Bien différentes étaient les pensées de Guillaume. Debout bras croisés devant sa fenêtre ouverte au chambranle de laquelle il s’accotait, insoucieux des assauts de la pluie et du vent qui le flagellaient, il se laissait inonder avec une sorte de jubilation. Il lui semblait que l’eau du ciel lavait son âme de toutes ses rancœurs, de tous ses doutes, de toutes les pensées malsaines qu’elle exsudait depuis le départ de sa fille bien-aimée. Il ne haïssait plus Lorna ; il ne voyait plus en elle une ennemie particulièrement rouée, mais une victime. Plus que lui-même, elle s’était trouvée prise au piège de la nature puisqu’elle n’avait aucune raison de ne pas se croire enceinte. Aussi souhaitait-il à présent l’aider à franchir un cap dont il devinait qu’il serait aussi douloureux qu’humiliant et, avec la féroce naïveté de l’homme qui n’aime pas, il se proposait de l’entourer d’une attention quasi fraternelle, d’une affection familiale, sans imaginer un seul instant qu’une femme aussi orgueilleuse, aussi passionnée n’y verrait qu’une insultante pitié… Mais c’était tellement agréable de se dire qu’on allait pouvoir déposer les armes et – comble de délices pour ce bâtisseur-né ! – reconstruire enfin une famille tournée vers l’avenir.

Un coq qui lança son défi au jour quelque part vers l’ouest ramena sa pensée à celle à laquelle le devoir et l’honneur lui interdisaient de songer jusqu’à cette nuit de délivrance. Le coq était enroué, la nuit noire comme jus de seiche mais, derrière ce maelström de nuées fuligineuses, d’arbres suppliciés et de rafales furieuses, il croyait voir se lever une flamboyante et radieuse aurore, chatoyante comme la chevelure de Rose, éclairant un jeune printemps aussi vert que ses yeux… Rose ! Comme il allait être doux de la revoir sans qu’aucune arrière-pensée vînt mettre entre eux une barrière, de renouer les liens tranchés, d’essayer tout doucement, avec d’infinies précautions, de la reconquérir, car elle avait été bien près de devenir sienne ce Noël dernier où l’arrivée de Lorna avait tout bouleversé… Évidemment, il allait falloir attendre. Pierre Annebrun avait raison, mais espérer, rêver de nouveau était déjà tellement merveilleux !

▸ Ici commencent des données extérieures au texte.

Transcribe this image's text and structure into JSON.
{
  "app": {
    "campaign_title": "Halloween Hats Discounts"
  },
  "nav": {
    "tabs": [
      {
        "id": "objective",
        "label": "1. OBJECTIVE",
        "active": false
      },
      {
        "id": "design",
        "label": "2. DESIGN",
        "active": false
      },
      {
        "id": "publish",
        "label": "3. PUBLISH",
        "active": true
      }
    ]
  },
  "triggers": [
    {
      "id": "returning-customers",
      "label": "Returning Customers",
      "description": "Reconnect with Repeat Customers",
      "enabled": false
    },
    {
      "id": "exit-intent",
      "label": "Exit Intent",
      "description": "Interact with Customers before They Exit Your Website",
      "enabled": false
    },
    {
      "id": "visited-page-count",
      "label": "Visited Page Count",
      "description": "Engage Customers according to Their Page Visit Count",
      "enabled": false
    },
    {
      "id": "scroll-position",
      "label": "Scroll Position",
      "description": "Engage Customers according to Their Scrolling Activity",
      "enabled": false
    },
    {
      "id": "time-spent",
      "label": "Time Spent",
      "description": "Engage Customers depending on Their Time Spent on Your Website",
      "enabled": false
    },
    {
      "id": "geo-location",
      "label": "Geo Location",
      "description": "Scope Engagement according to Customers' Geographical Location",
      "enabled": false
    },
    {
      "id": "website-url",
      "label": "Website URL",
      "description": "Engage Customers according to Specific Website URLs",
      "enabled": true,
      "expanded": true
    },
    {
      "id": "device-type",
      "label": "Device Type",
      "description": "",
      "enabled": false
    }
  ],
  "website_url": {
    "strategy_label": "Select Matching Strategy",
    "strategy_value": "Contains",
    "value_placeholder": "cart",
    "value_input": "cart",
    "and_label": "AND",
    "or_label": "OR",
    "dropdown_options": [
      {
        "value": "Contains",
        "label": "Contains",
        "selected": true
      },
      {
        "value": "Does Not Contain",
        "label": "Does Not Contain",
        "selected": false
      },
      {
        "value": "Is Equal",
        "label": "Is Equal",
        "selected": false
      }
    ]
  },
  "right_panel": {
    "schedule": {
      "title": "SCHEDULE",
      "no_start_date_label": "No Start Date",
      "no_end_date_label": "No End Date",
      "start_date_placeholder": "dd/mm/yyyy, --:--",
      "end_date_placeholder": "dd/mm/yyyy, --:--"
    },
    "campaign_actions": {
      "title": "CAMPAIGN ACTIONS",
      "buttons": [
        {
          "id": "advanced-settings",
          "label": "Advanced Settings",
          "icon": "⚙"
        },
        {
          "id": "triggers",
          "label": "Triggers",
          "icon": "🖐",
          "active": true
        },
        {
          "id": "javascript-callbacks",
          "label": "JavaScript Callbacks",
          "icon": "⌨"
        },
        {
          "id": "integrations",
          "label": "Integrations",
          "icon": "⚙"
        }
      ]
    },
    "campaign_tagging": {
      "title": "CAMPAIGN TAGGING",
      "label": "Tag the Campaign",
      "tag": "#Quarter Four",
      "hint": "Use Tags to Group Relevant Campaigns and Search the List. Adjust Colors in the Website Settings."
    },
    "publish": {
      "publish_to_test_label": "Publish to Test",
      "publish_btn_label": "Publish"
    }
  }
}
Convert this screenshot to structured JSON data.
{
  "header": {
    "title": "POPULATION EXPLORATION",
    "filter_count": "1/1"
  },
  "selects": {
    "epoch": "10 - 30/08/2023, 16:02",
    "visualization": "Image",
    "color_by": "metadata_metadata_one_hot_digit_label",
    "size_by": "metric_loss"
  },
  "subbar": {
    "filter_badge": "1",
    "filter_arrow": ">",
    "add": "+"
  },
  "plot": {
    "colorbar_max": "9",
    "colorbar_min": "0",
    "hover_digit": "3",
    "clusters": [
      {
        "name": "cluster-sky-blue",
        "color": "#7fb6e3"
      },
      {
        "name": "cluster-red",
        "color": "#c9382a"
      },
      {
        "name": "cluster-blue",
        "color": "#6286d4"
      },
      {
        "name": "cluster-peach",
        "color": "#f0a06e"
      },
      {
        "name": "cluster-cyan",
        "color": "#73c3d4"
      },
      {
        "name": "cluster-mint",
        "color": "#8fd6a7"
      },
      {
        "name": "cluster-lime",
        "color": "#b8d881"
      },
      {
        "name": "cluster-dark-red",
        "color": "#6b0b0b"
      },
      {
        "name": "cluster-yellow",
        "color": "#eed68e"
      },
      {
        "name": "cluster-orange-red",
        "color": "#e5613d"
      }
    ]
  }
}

À son retour de Paris, il ne l’avait pas vue. Pourtant, il était allé droit à Varanville, avant même de rentrer chez lui, afin d’apaiser au plus vite l’angoisse et les remords que Rose éprouvait depuis la fuite d’Elisabeth mais, à son grand désappointement, il n’avait trouvé au château que Marie et Félicien Gohel : la baronne, ses filles et même la vieille Mme de Chanteloup venaient de partir pour Coutances où les appelait un parent qui ne voulait pas mourir sans les avoir revues.

— Elles y resteront sans doute un peu de temps, dit alors Marie. Il y a si longtemps que Mme la baronne n’est allée là-bas ! C’est toujours agréable de revoir les amis d’autrefois…

Cette histoire d’amis d’autrefois n’enchantait guère Tremaine. Il se souvenait, en effet, d’avoir entendu jadis, au temps des fiançailles de Rose avec Félix de Varanville, Mme de Chanteloup plaindre sur le mode plaisant « ce pauvre baron de La Morinière » qui, à l’entendre, soupirait pour Mlle de Montendre depuis l’adolescence, bien que « toutes les demoiselles de Coutances fussent toquées de lui ». Payé pour connaître la puissance des amours d’enfance quand on les retrouve à l’âge adulte, Guillaume aurait donné cher pour savoir si ce La Morinière habitait toujours la ville épiscopale, s’il était marié, ou veuf, ou Dieu sait quoi. Mais, dans la situation qui était alors la sienne, il ne se reconnaissait pas le droit de poser des questions. À présent, il en ressentait la brûlure et, soudain, sa décision fut prise : au diable les conseils ! au diable la sagesse et les convenances ! Dans la matinée, il irait à Varanville sans rien dire à personne, bien sûr, mais il lui fallait voir Rose, l’entendre aussi pour tenter de deviner si ce séjour avait changé quelque chose dans son cœur. Après tout, il était important pour elle d’apprendre ce qu’il était advenu d’Elisabeth ! Comme lui-même, elle n’en serait pas plus rassurée, mais la grandeur de l’aventure courue par la jeune fille trouverait sans doute un écho dans ce cœur à la fois noble, fier et tendre.